Réseau social
Le partenariat de neuf médias américains et européens avec Facebook pour permettre de lire des articles est porteur de menaces et d'opportunités pour les éditeurs français.

Le lancement d'Instant Articles (1), qui va permettre aux 1,4 milliard de membres de Facebook de lire un article directement sur leur plateforme sans se rendre sur le site de l'éditeur, suscite l'inquiétude des médias français. Objectif affiché par le réseau social, qui se veut coopératif: fournir aux lecteurs la meilleure expérience possible, avec un temps de chargement dix fois plus rapide. «Instant Articles est conçu pour l'application mobile, il offre aux journalistes de mettre en forme un bel article qui mêle texte, photographies zoomables, vidéos, infographies, cartes, etc. C'est un outil interactif qui possède de nombreuses fonctionnalités», indique Michelle Gilbert, directrice de la communication de Facebook.
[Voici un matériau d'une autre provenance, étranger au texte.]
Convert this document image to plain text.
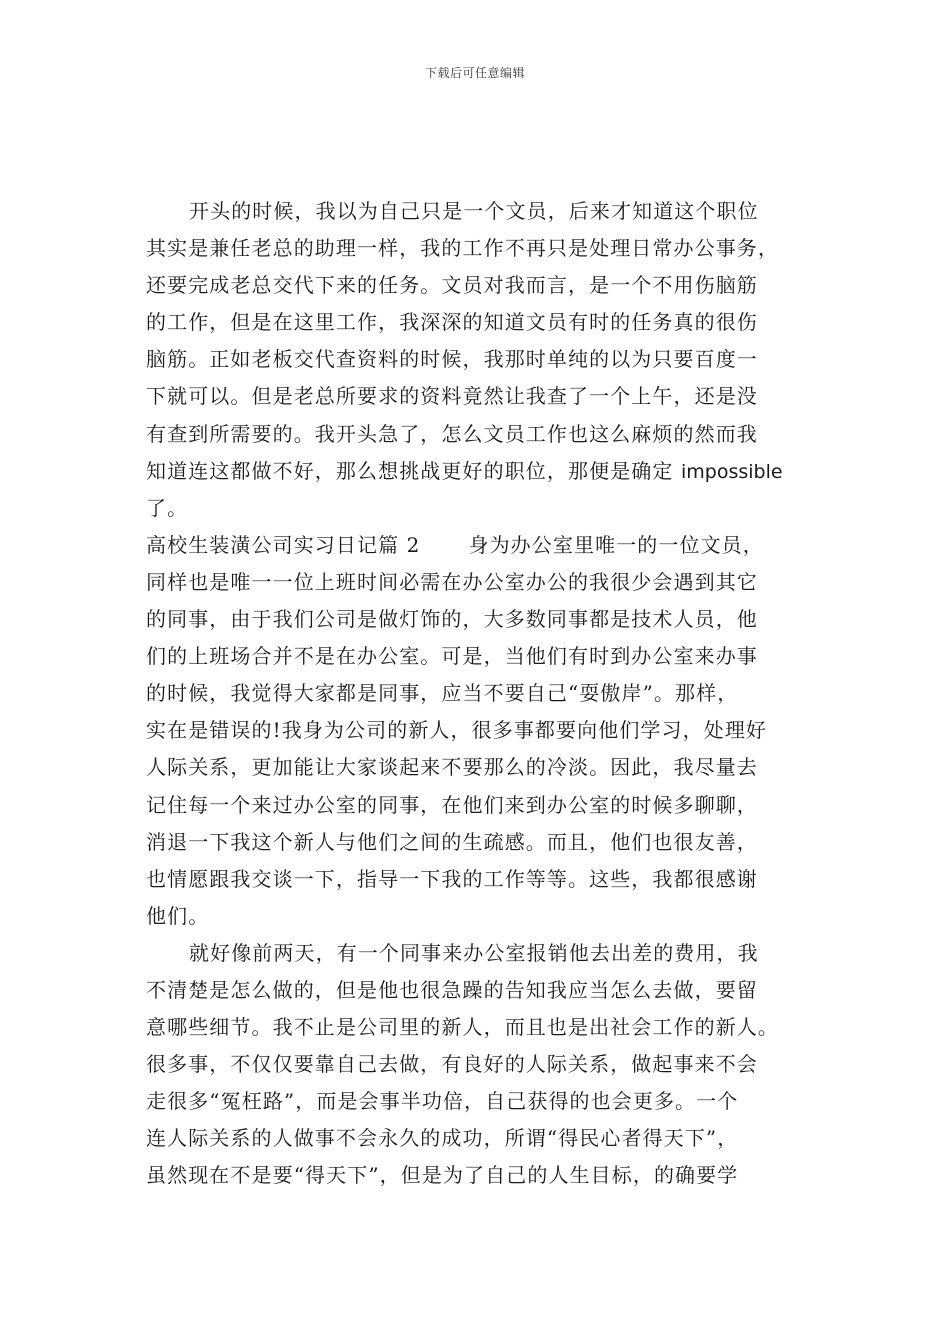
下载后可任意编辑
开头的时候，我以为自己只是一个文员，后来才知道这个职位
其实是兼任老总的助理一样，我的工作不再只是处理日常办公事务，
还要完成老总交代下来的任务。文员对我而言，是一个不用伤脑筋
的工作，但是在这里工作，我深深的知道文员有时的任务真的很伤
脑筋。正如老板交代查资料的时候，我那时单纯的以为只要百度一
下就可以。但是老总所要求的资料竟然让我查了一个上午，还是没
有查到所需要的。我开头急了，怎么文员工作也这么麻烦的然而我
知道连这都做不好，那么想挑战更好的职位，那便是确定 impossible
了。
高校生装潢公司实习日记篇 2 身为办公室里唯一的一位文员，
同样也是唯一一位上班时间必需在办公室办公的我很少会遇到其它
的同事，由于我们公司是做灯饰的，大多数同事都是技术人员，他
们的上班场合并不是在办公室。可是，当他们有时到办公室来办事
的时候，我觉得大家都是同事，应当不要自己“耍傲岸”。那样，
实在是错误的!我身为公司的新人，很多事都要向他们学习，处理好
人际关系，更加能让大家谈起来不要那么的冷淡。因此，我尽量去
记住每一个来过办公室的同事，在他们来到办公室的时候多聊聊，
消退一下我这个新人与他们之间的生疏感。而且，他们也很友善，
也情愿跟我交谈一下，指导一下我的工作等等。这些，我都很感谢
他们。
就好像前两天，有一个同事来办公室报销他去出差的费用，我
不清楚是怎么做的，但是他也很急躁的告知我应当怎么去做，要留
意哪些细节。我不止是公司里的新人，而且也是出社会工作的新人。
很多事，不仅仅要靠自己去做，有良好的人际关系，做起事来不会
走很多“冤枉路”，而是会事半功倍，自己获得的也会更多。一个
连人际关系的人做事不会永久的成功，所谓“得民心者得天下”，
虽然现在不是要“得天下”，但是为了自己的人生目标，的确要学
En termes de monétisation, les éditeurs ont le choix soit d'intégrer leurs propres publicités au sein de l'article - les recettes leur seront alors intégralement reversées - soit de faire appel à Audience Network, la régie de Facebook: ils se verront alors attribuer 70% des revenus. Une proposition inédite du réseau social, dont 90% du chiffre d'affaires provient de la publicité. Par ailleurs, les médias restent libres de choisir le volume et le type de contenus diffusés, ou de les créer spécialement. «La clef, c'est de diversifier ses contenus, de les rendre visibles sur le plus de canaux possibles», affirme le stratégiste éditorial Benoît Raphaël.

Dilemme et prudence

Encore en phase de test, Instant Articles représente cependant un véritable dilemme pour les médias français. Pour l'heure, la prudence est de mise. «Notre vigilance concerne la perte de notre modèle économique, il nous faut prendre le temps de trouver un accord équilibré», estime Louis Dreyfus, président du directoire du groupe Le Monde. «Pour exemple, actuellement, Facebook apporte 9% de trafic sur le monde.fr, 16% sur le site de L'Obs et 20% sur celui du Huff Post», détaille le PDG. La question est de savoir si les médias qui produiront des Instant Articles seront privilégiés dans le fil d'actualité...
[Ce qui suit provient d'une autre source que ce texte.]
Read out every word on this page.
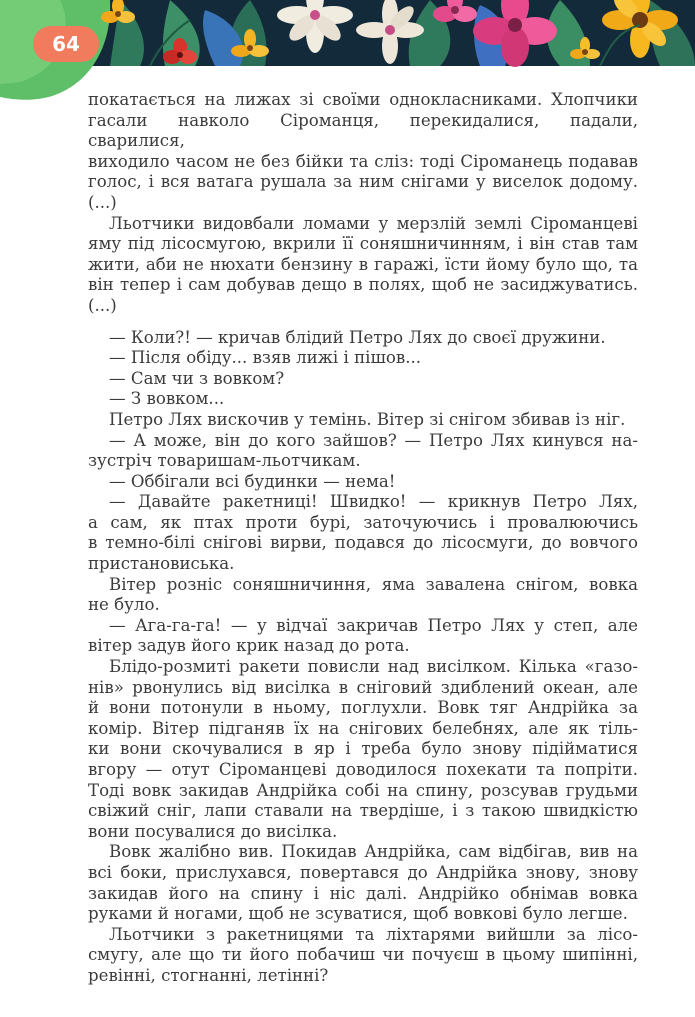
64

покатається на лижах зі своїми однокласниками. Хлопчики

гасали навколо Сіроманця, перекидалися, падали, сварилися,

виходило часом не без бійки та сліз: тоді Сіроманець подавав

голос, і вся ватага рушала за ним снігами у виселок додому. (...)

Льотчики видовбали ломами у мерзлій землі Сіроманцеві

яму під лісосмугою, вкрили її соняшничинням, і він став там

жити, аби не нюхати бензину в гаражі, їсти йому було що, та

він тепер і сам добував дещо в полях, щоб не засиджуватись. (...)

— Коли?! — кричав блідий Петро Лях до своєї дружини.

— Після обіду... взяв лижі і пішов...

— Сам чи з вовком?

— З вовком...

Петро Лях вискочив у темінь. Вітер зі снігом збивав із ніг.

— А може, він до кого зайшов? — Петро Лях кинувся на-

зустріч товаришам-льотчикам.

— Оббігали всі будинки — нема!

— Давайте ракетниці! Швидко! — крикнув Петро Лях,

а сам, як птах проти бурі, заточуючись і провалюючись

в темно-білі снігові вирви, подався до лісосмуги, до вовчого

пристановиська.

Вітер розніс соняшничиння, яма завалена снігом, вовка

не було.

— Ага-га-га! — у відчаї закричав Петро Лях у степ, але

вітер задув його крик назад до рота.

Блідо-розмиті ракети повисли над висілком. Кілька «газо-

нів» рвонулись від висілка в сніговий здиблений океан, але

й вони потонули в ньому, поглухли. Вовк тяг Андрійка за

комір. Вітер підганяв їх на снігових белебнях, але як тіль-

ки вони скочувалися в яр і треба було знову підійматися

вгору — отут Сіроманцеві доводилося похекати та попріти.

Тоді вовк закидав Андрійка собі на спину, розсував грудьми

свіжий сніг, лапи ставали на твердіше, і з такою швидкістю

вони посувалися до висілка.

Вовк жалібно вив. Покидав Андрійка, сам відбігав, вив на

всі боки, прислухався, повертався до Андрійка знову, знову

закидав його на спину і ніс далі. Андрійко обнімав вовка

руками й ногами, щоб не зсуватися, щоб вовкові було легше.

Льотчики з ракетницями та ліхтарями вийшли за лісо-

смугу, але що ти його побачиш чи почуєш в цьому шипінні,

ревінні, стогнанні, летінні?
Pour résumer: d'un côté, le dispositif fait planer la menace d'une perte de trafic sur les sites et la monopolisation de l'audience par Facebook. De l'autre, il présente l'opportunité d'aller directement à la rencontre d'un public qui ne se déplace pas forcément sur les médias d'information... «Notre priorité, c'est bien sûr de générer une audience la plus large possible autour de notre marque et de nos supports. Après, on préfère sans doute être lu ailleurs que pas lu du tout...», concède Bertrand Gié, directeur des nouveaux médias du Figaro.

Du côté des régies, on surveille de près l'évolution des négociations. «Nous attendons de voir comment les éditeurs vont s’emparer du produit. L'aspect qualitatif nous intéresse particulièrement. Si Facebook parvient à ajouter de la valeur ajoutée au contenu, cela représenterait l’opportunité de vendre des publicités plus chères...», explique Arthur Millet, président du Syndicat des régies internet et directeur du digital d’Amaury Medias.